Locking himself in the store overnight, his reflections turn to guilt, environmentalism, mortality, spiders, and the imaginary security guard that appears from nowhere.
Refuge is a one-man play about loneliness and Western angst, mass-produced furniture, and much much more.
The Woman Who Turned into a Tree - 19 March
by Lisa Langseth
Translated by Hans Tórgarð
Director: Anna Himali Howard
Designer: Cara Evans
In the absence of anything meaningful in her life, Daphne worships her own appearance and social status, defining herself through class, money and men.
But when Daphne is forced to move out of her box-sized city centre room, she has to relocate to a cheaper alternative in the not-so-cool outskirts of town.
Her new flat sports a fir tree by the window … that begins to talk to her.
The Woman Who Turned Into a Tree is a one-woman play about the destructive obsession with other people's opinions and materialism, loneliness and class.
Searching for Being - 19 March
by Katarina G. Nolsøe
Translated by Rochelle Wright
Director: Janisè Sadik
Country: Faroe Islands
Note: this is a staged reading.
A nightmare of a fairy-tale, Searching for Being embodies a woman's struggle with depression through a series of vivid poems.
We join her on a journey through the dark, examining a universal issue many of us face on a daily basis.
Exploring the musical and poetical tradition of the Faroe Islands, Searching for Being is a staged reading based on real events, featuring live music.
Garage - 20 March
by Mika Myllyaho
Translated by Eva Buchwald
Director: Lucie Dawkins
Designer: Niall McKeever
An ex-headteacher and a garage owner start a YouTube channel to try and save the garage from bankruptcy.
Before Jack retires he wants one last attempt at saving his life's work, and Olly sees a chance to distract himself from his failed marriage.
The channel starts with the two men offering advice on how to fix tools, cars and parts, but it soon becomes riddled with controversial and unedited reflections on society and class which draw in a much bigger online audience than anticipated.
Garage is a dark comedy full of heart, exploring how two very different people can sustain a friendship.
No Planet B - 21 March
By Vivian Nielsen
Translated by Neil Howard
Director: Roberta Zuric
Designer: Niall McKeever
Two women lead a performance lecture on climate change to brazenly inform us about the current situation of our planet.
They embark on a frantic journey to solve the crisis once and for all. Listing the facts and statistics of what is happening to our planet - and expressing their concerns for their children, families and jobs - they try to find a solution here and now, with you, the audience.
But as the information becomes more and more overwhelming, and the solutions seem further and further away, the two women spiral into absurdity in search for a plan(net) B.

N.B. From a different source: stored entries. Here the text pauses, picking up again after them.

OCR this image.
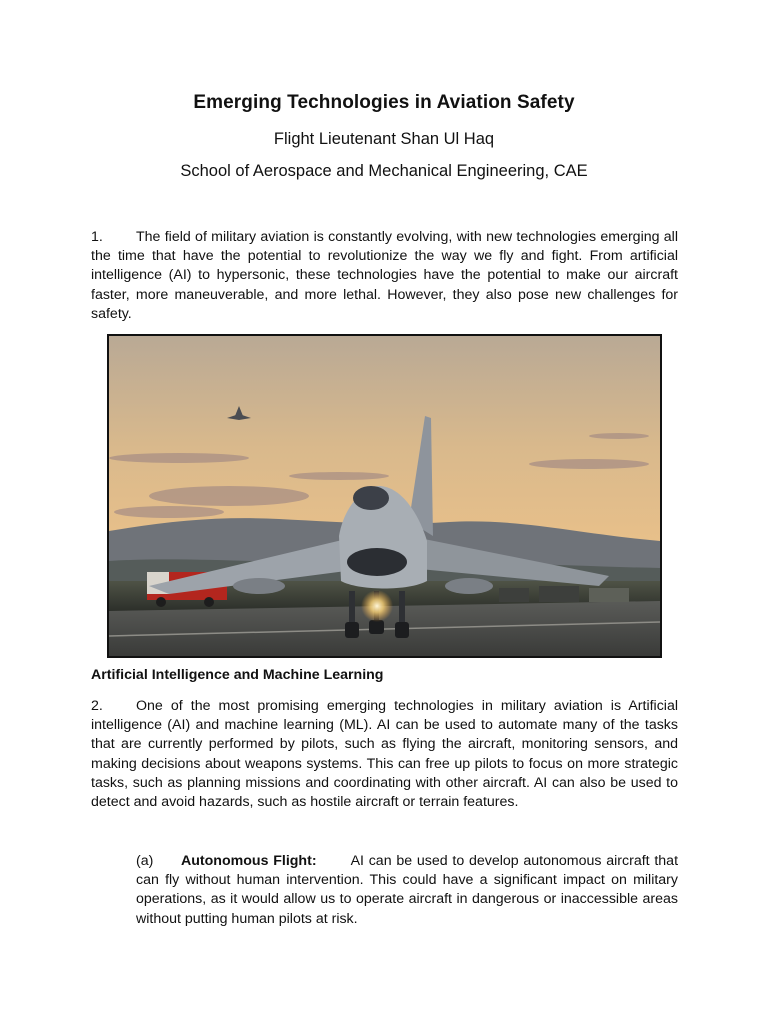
Emerging Technologies in Aviation Safety
Flight Lieutenant Shan Ul Haq
School of Aerospace and Mechanical Engineering, CAE
1. The field of military aviation is constantly evolving, with new technologies emerging all the time that have the potential to revolutionize the way we fly and fight. From artificial intelligence (AI) to hypersonic, these technologies have the potential to make our aircraft faster, more maneuverable, and more lethal. However, they also pose new challenges for safety.
Artificial Intelligence and Machine Learning
2. One of the most promising emerging technologies in military aviation is Artificial intelligence (AI) and machine learning (ML). AI can be used to automate many of the tasks that are currently performed by pilots, such as flying the aircraft, monitoring sensors, and making decisions about weapons systems. This can free up pilots to focus on more strategic tasks, such as planning missions and coordinating with other aircraft. AI can also be used to detect and avoid hazards, such as hostile aircraft or terrain features.
(a) Autonomous Flight: AI can be used to develop autonomous aircraft that can fly without human intervention. This could have a significant impact on military operations, as it would allow us to operate aircraft in dangerous or inaccessible areas without putting human pilots at risk.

No Planet B is a dark comedy about the state of the climate crisis and where we as individuals fit into it all.
Counting to Zero - 21 March
By Kristofer Grønskag
Translated by Jonathan Sydenham
Director: Eleanor Chadwick
Note: this is a staged reading.
Counting to Zero is a figurative bomb.
It begins with scene ten and counts down to zero.
A stalker. A train track. The untimely death of a cow. How are they linked?

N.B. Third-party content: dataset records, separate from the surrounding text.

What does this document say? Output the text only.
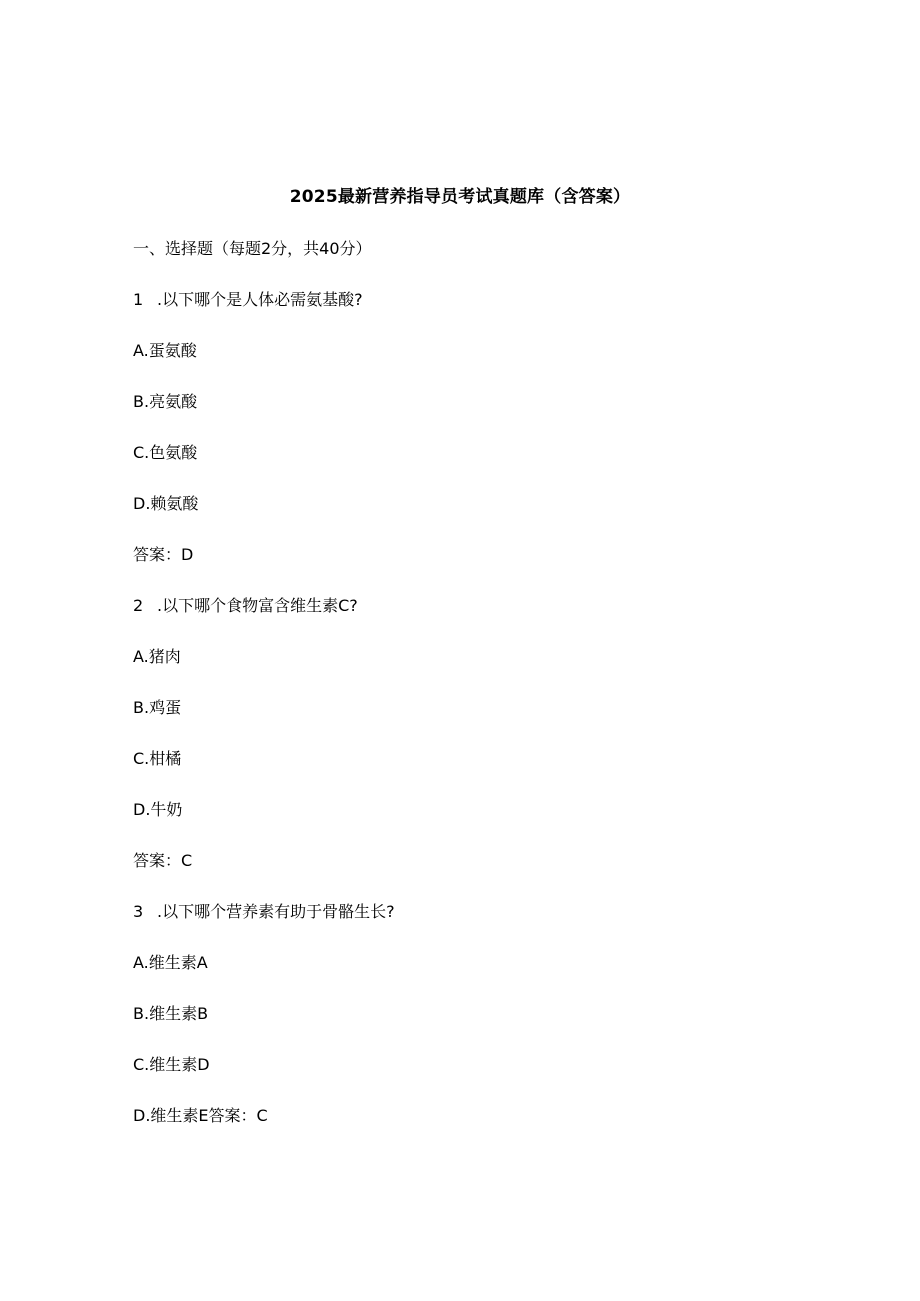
2025最新营养指导员考试真题库（含答案）
一、选择题（每题2分，共40分）
1 .以下哪个是人体必需氨基酸?
A.蛋氨酸
B.亮氨酸
C.色氨酸
D.赖氨酸
答案：D
2 .以下哪个食物富含维生素C?
A.猪肉
B.鸡蛋
C.柑橘
D.牛奶
答案：C
3 .以下哪个营养素有助于骨骼生长?
A.维生素A
B.维生素B
C.维生素D
D.维生素E答案：C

A group of young people search for something that really means something, that demands a risk - something real and valuable.
They all want to be seen by someone. But by who, and why does it really matter?
Counting to Zero is a staged reading of exciting and funny mosaic events, examining the need to be seen in today's world.
London E9 5EN
18 to 21 March 2020
Some productions are combined with a staged reading.
Each combination is £16.50, with a single production being £12.
If you buy a ticket for more than one day, the venue gives 20% off every ticket.